Five killed in held Kashmir avalanche

Published February 9, 2019
Kulgam: Residents, along with security personnel, search for bodies of missing policemen after the avalanche hit a police post at Qazigund Jawahar tunnel here on Friday.—AFP
Kulgam: Residents, along with security personnel, search for bodies of missing policemen after the avalanche hit a police post at Qazigund Jawahar tunnel here on Friday.—AFP

SRINAGAR: Three policemen were rescued on Friday while five bodies were recovered from an avalanche that buried 10 people in India-held Kashmir following two days of heavy snowfall, police said.

The avalanche hit a fire emergency facility on Thursday in the Banihal area of the occupied valley. Six police, two prisoners and two other personnel had taken refuge there during a storm.

Rescuers dug for hours through heavy snow to reach the trapped personnel.

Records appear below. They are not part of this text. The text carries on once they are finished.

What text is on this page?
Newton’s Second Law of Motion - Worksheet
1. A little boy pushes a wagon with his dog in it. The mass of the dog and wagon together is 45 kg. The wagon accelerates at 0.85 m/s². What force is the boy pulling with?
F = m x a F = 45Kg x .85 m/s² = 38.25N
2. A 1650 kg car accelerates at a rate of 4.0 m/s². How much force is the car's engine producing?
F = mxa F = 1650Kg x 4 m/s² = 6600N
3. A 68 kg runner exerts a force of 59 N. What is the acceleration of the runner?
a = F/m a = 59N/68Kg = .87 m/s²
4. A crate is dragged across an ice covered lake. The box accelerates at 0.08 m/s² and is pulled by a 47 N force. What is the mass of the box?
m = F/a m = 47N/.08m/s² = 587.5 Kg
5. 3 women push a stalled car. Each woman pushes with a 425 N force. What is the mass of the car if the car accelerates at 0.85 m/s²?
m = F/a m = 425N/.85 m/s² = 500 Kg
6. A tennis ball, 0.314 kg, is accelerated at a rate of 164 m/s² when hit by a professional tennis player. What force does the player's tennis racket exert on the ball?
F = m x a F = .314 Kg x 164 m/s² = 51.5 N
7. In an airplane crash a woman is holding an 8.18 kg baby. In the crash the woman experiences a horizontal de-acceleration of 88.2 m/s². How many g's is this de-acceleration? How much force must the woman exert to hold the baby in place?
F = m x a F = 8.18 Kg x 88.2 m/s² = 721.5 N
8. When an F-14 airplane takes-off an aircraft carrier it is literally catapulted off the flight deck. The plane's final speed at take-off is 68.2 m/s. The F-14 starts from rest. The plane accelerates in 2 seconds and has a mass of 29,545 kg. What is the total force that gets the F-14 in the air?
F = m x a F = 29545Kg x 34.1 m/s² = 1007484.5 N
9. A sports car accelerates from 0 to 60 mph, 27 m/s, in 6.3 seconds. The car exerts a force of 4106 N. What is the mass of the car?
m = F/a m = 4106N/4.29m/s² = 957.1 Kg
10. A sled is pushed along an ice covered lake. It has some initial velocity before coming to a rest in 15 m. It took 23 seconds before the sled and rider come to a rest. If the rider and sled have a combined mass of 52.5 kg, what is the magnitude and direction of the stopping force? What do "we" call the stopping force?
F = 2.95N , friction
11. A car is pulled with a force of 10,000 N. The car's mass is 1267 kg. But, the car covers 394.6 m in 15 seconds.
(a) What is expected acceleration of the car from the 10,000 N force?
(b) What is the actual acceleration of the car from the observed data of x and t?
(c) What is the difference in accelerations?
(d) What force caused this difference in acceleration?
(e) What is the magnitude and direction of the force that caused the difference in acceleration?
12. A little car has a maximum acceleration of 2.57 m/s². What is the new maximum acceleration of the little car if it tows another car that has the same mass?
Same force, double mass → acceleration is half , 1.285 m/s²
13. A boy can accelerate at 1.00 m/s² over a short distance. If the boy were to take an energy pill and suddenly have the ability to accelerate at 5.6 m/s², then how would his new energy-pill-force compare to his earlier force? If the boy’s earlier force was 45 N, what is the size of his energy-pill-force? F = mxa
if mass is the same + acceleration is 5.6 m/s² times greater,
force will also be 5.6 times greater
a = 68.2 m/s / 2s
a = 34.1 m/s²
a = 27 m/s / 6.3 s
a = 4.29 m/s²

The dead include two firefighters and three police, another official said, adding the search for two more policemen was ongoing.

The three rescued policemen have been taken to hospital, senior official Baseer Khan said.

Two other men died in the Ramban area after a landslide and falling stones hit them as they walked along a highway already blocked since Tuesday due to heavy rain and landslips, a police official said.

Another man died on Thursday when his home was buried under an avalanche in the southern Kukarnag area.

The avalanche in Banihal came after two days of heavy snowfall that cut electricity supply to many areas and blocked roads.

More than 50 flights in and out of the main city of Srinagar were cancelled.

Authorities have also started rationing petrol and diesel as supplies in the Kashmir valley are running low. Bad weather has disrupted essential supplies for two weeks.

The region suffers regular winter disasters.

On Jan 18, a massive avalanche hit a high-altitude mountain pass in the remote Ladakh area, near the border with China, killing 10 people. Rescuers took a week to retrieve the bodies.

Last year 11 civilians died in an avalanche at the Kupwara near the Line of Control. In 2017, 20 Indian soldiers were killed in a series of avalanches.

In 2012, a wall of snow engulfed a camp below the Siachen glacier on the Pakistani side of the LoC, killing scores of people.